Teachers’ groups blast proposed pay hike as too small
MANILA, Philippines — Teachers’ groups on Wednesday slammed the pending Salary Standardization Law of 2019 for what they said was yet another round of “stingy” pay hike proposals despite President Rodrigo Duterte’s earlier promises to augment their salaries.
Teachers’ Dignity Coalition (TDC) in October called for an across-the-board raise and a “fair system of compensation that is not tied to the Salary Standardization Law” instead of the simplistic and, they said, counterproductive discounts that came with the country’s celebration of National Teachers’ Month.
But two Senate committees on Tuesday pushed for another iteration of the Salary Standardization Law as the solution to their woes. Their proposal was also in line with the Duterte-approved national budget recommendation from the Department of Budget and Management.
“Not only are the amounts too small, it is spread out in more tranches that will even go beyond President Duterte’s term, clearly the president is not keeping his words,” Joselyn Martinez, Alliance of Concerned Teachers (ACT) Philippines chairperson, said in a statement.
For the fifth time since 1989, Senate Bill 1219 proposes yet another round of salary increases for government employees, this time in the form of a 23-percent salary raise spread out across four tranches through 2023.
This equates to just a hike of around P1,500 in the monthly salary every year for 92% of lower-position public school teachers, rather than the P10,000 across-the-board raises TDC demanded.

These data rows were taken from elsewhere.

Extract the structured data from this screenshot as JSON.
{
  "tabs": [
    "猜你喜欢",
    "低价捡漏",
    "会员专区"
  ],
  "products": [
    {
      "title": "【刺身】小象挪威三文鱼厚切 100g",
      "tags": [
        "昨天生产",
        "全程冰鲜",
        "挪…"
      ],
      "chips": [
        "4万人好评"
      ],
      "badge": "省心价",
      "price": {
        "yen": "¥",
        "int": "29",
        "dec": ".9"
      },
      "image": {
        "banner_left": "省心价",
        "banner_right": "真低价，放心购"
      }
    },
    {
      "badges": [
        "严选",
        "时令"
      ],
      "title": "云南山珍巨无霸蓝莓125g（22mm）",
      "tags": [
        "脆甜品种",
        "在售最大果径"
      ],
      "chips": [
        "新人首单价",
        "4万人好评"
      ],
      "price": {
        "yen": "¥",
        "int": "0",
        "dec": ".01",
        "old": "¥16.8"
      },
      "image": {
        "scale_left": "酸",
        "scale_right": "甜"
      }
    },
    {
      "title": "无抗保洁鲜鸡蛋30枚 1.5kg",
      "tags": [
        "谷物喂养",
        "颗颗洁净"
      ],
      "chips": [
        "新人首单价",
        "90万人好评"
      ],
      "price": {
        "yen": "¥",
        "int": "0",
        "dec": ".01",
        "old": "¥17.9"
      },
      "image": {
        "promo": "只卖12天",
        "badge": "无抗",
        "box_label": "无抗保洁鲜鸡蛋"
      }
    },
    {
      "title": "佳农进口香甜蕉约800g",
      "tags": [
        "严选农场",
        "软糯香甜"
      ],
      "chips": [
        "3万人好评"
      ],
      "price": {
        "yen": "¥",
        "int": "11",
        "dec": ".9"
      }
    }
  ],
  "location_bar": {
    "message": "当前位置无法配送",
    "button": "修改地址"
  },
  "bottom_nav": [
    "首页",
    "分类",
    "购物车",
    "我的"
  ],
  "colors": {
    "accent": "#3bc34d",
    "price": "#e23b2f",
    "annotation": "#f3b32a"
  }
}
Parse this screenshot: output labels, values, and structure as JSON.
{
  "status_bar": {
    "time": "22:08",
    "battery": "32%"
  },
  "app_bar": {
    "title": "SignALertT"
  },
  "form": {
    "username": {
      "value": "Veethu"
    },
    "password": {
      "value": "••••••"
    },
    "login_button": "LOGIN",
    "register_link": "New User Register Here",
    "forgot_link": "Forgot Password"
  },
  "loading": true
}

“There are 800,000 teachers, not millions by the way, and all of them are anticipating a pay scheme that recognizes the teachers’ crucial role in our society,” TDC chair Benjo Basas told Philstar.com.
“Teachers and government employees [have] suffered low pay and limited benefits since 1989 when the salary standardization law (SSL 1) was first implemented.”
Duterte has promised to double the teachers’ salaries, later rewording his commitment to a raise that would be “enough to tide them over.”
“What we need is an increase in our overtime pay, special hardship allowance, free medical service and hospitalization, paid study leave and other benefits provided by the Magna Carta for Public School Teachers,” TDC said in a statement in October.
A press statement from the Senate on Tuesday said that the bill was seen to benefit 1.4 government employees under Salary Grade 11 to 19—or 79% of total government employees, including teachers and nurses.
But both groups said that the proposed additions were still too small to support their current circumstances, especially since it is spread out in four tranches.
“Upon the implementation of the salary increase, Teacher I will lose the income tax-exempted status that they have now,” ACT-Philippines said.
The same groups have long been lobbying for salary increases over increasing difficulties in sustaining their livelihood with their current wages.
During International Teachers Day in October, teacher groups held protests and human “30k” formations to protest their minuscule salaries.
Even within the Senate exist legistimate concerns over the availability of government resources to fund such a salary increase over four years.
On the same day, the House of Representatives ratified the bicameral report that approved the aforementioned P4.1-trillion national budget for 2020.
“Paano kami matutulungan nitong makatawid sa pang-araw-araw gayung ‘ni hindi ito sasayad sa sikmura namin? (How will this help us get by when the increase won’t even reach our stomachs?) Bigay-bawi ang sistema, they will be giving us crumbs which the government will only collect back,” said Martinez, whose federation vowed continued protests actions over what they said was a critical issue.
“The president made a promise, we believed, we waited patiently, but in the end, the substantial increase in our salaries was never realized,” Basas said.